1986, Dínamo vs Atlético: a última final europeia a uma 6.ª feira
Lembram-se de Chernobyl? A 26 de Abril de 1986, os técnicos nucleares soviéticos querem fazer uma experiência com o reactor número quatro. A intenção é observar o comportamento do dito cujo quando utilizado com baixos níveis de energia. Para que tal seja possível, quebram-se, assim de repente, umas quantas regras de segurança indispensáveis. Para começar, interrompe-se a circulação do sistema hidráulico que controla as temperaturas do reactor.
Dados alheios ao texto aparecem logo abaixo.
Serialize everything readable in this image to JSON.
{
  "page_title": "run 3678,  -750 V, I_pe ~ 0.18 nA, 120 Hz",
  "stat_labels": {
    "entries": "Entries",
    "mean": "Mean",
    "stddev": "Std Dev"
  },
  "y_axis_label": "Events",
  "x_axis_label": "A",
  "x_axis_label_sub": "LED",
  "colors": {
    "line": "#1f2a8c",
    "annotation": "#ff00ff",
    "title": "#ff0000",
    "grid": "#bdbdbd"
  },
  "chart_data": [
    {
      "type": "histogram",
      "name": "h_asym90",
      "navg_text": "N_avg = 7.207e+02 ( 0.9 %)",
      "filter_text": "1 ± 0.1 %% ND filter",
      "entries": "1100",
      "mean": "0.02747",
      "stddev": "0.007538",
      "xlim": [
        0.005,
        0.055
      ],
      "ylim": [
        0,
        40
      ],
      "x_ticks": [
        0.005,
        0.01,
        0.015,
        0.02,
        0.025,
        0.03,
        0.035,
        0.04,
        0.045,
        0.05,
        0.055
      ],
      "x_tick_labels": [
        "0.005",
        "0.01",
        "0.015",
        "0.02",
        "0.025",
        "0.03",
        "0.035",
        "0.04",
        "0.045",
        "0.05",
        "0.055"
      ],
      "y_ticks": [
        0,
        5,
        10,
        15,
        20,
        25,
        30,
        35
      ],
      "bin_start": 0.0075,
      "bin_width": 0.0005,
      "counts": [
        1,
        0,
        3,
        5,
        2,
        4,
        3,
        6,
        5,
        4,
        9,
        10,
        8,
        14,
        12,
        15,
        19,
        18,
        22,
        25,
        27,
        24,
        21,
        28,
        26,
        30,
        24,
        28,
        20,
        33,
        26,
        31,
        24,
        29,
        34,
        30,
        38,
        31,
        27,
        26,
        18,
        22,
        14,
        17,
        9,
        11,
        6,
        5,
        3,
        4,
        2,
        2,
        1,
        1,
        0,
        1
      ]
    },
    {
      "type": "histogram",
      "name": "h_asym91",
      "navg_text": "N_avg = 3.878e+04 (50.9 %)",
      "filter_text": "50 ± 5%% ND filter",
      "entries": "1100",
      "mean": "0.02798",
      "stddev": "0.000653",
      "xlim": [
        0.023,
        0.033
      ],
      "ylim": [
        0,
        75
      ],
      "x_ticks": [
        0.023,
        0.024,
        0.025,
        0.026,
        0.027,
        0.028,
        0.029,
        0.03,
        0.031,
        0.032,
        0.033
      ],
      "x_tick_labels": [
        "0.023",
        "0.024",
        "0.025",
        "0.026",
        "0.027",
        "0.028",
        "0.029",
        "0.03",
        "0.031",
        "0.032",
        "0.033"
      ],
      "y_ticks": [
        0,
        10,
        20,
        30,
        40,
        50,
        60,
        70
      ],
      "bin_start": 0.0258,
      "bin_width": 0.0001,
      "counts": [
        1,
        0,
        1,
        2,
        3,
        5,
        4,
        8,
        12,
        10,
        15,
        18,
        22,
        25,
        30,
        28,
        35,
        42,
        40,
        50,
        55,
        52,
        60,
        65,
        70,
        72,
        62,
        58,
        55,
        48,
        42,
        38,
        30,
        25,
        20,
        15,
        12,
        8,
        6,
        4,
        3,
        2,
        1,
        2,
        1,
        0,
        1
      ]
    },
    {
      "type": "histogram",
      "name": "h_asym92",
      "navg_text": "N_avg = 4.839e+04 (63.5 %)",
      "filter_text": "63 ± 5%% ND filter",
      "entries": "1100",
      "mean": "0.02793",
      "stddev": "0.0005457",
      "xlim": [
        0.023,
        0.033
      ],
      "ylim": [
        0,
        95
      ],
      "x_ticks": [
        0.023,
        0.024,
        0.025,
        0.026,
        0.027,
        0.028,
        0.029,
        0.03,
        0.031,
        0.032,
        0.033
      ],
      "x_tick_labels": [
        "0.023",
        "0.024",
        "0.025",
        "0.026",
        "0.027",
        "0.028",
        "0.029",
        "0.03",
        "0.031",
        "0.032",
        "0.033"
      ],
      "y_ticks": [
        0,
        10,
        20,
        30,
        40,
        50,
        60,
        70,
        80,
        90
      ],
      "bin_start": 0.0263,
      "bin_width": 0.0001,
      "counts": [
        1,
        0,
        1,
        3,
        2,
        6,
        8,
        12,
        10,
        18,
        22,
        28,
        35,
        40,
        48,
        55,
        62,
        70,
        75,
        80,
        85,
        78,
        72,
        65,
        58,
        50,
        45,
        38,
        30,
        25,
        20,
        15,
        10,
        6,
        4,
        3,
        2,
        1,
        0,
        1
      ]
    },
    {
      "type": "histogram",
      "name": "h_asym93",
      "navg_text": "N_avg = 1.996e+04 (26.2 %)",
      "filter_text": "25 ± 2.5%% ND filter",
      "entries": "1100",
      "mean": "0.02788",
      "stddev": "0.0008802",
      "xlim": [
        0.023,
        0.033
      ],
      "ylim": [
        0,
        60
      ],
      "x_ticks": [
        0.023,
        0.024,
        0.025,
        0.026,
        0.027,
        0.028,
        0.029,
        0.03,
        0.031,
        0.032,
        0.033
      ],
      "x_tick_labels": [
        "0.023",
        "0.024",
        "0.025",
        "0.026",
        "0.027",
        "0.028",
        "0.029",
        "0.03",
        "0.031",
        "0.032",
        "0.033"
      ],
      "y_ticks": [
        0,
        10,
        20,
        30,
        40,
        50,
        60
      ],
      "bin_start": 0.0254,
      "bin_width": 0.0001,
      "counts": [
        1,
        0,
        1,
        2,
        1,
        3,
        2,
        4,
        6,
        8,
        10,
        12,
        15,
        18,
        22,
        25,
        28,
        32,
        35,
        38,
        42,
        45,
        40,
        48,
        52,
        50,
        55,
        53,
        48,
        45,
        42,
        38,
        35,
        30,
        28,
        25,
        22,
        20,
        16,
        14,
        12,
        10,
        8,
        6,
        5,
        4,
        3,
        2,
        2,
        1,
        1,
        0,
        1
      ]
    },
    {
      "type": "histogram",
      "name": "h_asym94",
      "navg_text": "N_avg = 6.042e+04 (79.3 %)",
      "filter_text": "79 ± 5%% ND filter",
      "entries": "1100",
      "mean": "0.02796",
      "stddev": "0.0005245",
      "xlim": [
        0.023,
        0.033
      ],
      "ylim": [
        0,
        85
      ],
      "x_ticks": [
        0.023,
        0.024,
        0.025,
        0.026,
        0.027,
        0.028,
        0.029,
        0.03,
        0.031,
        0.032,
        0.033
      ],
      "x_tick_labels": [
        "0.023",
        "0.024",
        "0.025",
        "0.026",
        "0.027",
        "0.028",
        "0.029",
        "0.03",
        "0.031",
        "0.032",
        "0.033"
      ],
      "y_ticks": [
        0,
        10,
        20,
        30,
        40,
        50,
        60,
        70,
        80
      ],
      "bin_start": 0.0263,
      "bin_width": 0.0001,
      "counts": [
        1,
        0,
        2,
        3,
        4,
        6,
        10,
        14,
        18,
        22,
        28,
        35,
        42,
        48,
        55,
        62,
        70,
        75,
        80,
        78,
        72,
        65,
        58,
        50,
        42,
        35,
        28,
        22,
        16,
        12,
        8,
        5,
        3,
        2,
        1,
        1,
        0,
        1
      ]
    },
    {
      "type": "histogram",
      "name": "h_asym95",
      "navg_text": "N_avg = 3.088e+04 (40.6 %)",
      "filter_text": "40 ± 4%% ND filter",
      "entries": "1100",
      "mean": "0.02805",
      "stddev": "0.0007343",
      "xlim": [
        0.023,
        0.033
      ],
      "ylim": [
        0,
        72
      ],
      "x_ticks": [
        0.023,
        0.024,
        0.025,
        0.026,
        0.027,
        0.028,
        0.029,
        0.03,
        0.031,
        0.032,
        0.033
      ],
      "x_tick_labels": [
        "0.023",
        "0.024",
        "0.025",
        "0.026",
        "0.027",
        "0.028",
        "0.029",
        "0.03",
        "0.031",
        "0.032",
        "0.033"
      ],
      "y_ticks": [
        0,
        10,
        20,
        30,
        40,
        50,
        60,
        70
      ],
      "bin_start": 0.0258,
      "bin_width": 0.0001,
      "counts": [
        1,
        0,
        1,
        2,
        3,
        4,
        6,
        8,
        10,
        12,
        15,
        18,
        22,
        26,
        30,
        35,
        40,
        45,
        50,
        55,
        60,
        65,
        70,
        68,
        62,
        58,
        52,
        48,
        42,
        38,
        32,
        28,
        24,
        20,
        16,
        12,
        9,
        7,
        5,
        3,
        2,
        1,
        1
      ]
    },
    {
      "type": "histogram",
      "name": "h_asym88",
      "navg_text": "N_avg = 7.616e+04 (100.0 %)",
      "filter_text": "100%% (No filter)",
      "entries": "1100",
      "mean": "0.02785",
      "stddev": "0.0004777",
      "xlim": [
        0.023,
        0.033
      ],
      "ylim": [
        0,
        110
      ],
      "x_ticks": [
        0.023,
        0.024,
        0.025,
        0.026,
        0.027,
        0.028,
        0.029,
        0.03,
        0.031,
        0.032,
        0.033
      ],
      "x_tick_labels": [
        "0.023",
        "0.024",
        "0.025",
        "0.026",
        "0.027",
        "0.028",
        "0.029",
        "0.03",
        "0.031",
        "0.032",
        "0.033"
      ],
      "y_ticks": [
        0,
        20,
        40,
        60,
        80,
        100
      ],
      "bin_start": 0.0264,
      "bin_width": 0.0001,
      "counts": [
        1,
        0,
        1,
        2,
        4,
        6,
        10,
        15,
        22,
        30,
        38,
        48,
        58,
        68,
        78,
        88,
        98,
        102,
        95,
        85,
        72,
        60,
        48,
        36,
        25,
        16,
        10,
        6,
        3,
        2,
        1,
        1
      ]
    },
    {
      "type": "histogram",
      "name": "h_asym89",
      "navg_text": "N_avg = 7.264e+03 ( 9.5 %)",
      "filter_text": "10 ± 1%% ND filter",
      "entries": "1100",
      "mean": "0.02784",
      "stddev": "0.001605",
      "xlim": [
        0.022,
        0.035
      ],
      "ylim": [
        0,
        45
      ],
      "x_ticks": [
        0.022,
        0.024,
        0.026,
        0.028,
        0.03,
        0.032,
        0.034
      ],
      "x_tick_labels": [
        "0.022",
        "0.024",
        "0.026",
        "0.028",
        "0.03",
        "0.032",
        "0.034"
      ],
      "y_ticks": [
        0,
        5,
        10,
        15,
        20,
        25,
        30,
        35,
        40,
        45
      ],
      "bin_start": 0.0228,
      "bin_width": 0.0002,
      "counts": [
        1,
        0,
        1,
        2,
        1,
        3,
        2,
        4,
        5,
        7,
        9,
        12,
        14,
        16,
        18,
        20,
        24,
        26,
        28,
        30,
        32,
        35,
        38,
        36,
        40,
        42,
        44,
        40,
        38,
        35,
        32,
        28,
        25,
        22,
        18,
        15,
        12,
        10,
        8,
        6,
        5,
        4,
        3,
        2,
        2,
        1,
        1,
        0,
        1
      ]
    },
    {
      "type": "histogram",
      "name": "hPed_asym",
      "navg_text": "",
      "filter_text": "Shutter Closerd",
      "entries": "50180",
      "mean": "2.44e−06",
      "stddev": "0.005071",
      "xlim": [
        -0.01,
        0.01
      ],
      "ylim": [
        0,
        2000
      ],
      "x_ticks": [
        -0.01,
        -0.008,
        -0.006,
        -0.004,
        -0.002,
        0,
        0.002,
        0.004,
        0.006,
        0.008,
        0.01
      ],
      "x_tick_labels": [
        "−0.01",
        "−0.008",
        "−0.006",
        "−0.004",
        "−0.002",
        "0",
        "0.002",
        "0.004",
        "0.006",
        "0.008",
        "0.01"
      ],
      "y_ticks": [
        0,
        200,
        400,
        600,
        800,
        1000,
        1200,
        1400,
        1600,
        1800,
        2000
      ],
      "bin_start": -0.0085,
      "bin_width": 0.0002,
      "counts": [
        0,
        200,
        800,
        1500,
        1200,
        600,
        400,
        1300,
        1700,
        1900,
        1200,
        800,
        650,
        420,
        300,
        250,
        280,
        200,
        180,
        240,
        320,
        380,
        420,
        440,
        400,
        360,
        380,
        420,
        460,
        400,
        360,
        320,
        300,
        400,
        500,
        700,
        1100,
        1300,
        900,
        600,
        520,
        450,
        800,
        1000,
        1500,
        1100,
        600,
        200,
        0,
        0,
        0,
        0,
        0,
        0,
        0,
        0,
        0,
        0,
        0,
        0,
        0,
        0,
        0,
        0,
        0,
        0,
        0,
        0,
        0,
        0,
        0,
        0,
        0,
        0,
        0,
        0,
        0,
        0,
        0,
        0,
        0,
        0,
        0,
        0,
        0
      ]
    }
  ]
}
Isto escrito parece ser do pior, imagine-se agora…
Em poucos minutos, o reactor entra num processo de superaquecimento incapaz de ser revertido. Forma-se então uma bola de fogo e lá se vai o reactor número quatro. Em termos comparativos, as quantidades letais de material radioactivo são assustadoramente 400 vezes maior que o das bombas atómicas nos ataques aéreos dos EUA às cidades japonesas de Hiroshima e Nagasaki, na 2.ª Guerra Mundial. A URSS reage e envia uma equipa de limpeza composta por 600 mil homens e um número ilimitado de helicópteros, cuja missão é descarregar areia a chumbo para conter as chamas. Mas a nuvem radioactiva avança quilómetros e mais quilómetros. Estende-se até à fronteira francesa.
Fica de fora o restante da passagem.